Within about 30 minutes, some of the attendees had sucessfully programmed the myStorm board - and had the red LED blinking - in a "Hello World" manner. This was a wonderful moment - and Alan and I could breath again - we had successfully got myStorm running on multiple boards and 30 delegates trained on the toolchain.
However some of the boards were not behaving correctly - they seemed to program but the red LED did not blink. They appeared to all have the same symptom - the red LED would remain off. We then modified the Verilog to blink the next LED in the sequence and that also remained off. Time to get the oscilloscope out and diagnose this problem that was affecting about 20% of the boards. It was quickly traced to the 100MHz oscillator module - that just was not producing any clock output. We had 3 spare oscillator modules - and Dan swapped out the defective modules using the SMT hot air rework "pencil". This immediately fixed the problem and the bad boards were fixed.

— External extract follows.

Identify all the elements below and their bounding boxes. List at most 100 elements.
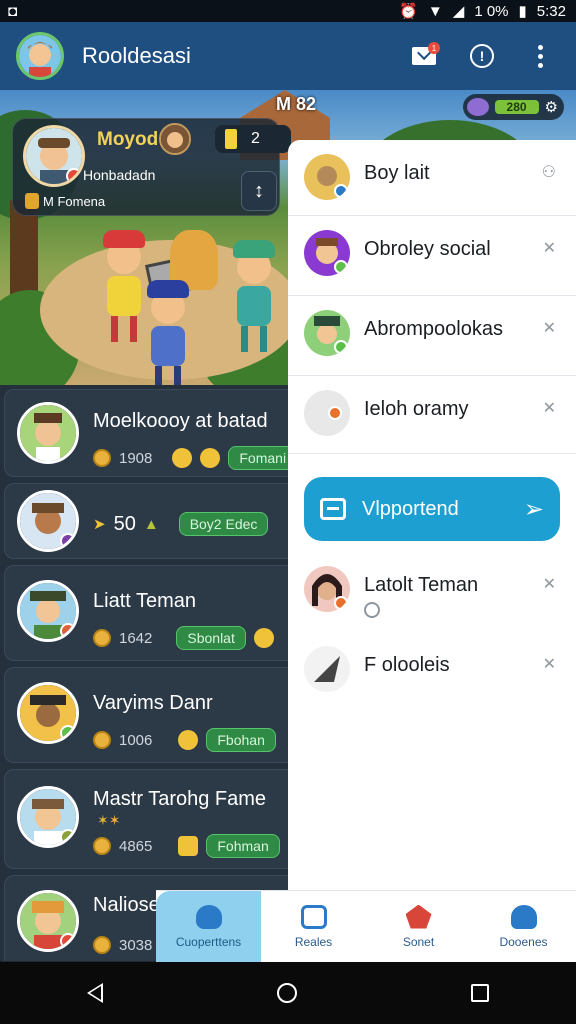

The most likely cause of this was the oscillator had been over baked during the reflow process - possibly with the wrong reflow temperature profile. This could be easily remedied - and I bought some additional modules from RS Components so that the rest of the pcbs could be fixed and sent out to their anxious new owners.
At 4pm we brought the workshop to a close - with a quick debrief and agreements to hold a followup workshop at one of the forthcoming OSHUG meetings in London.
It had been a successful weekend - so we went off to one of Hebden's popular pubs for a celebratory beer!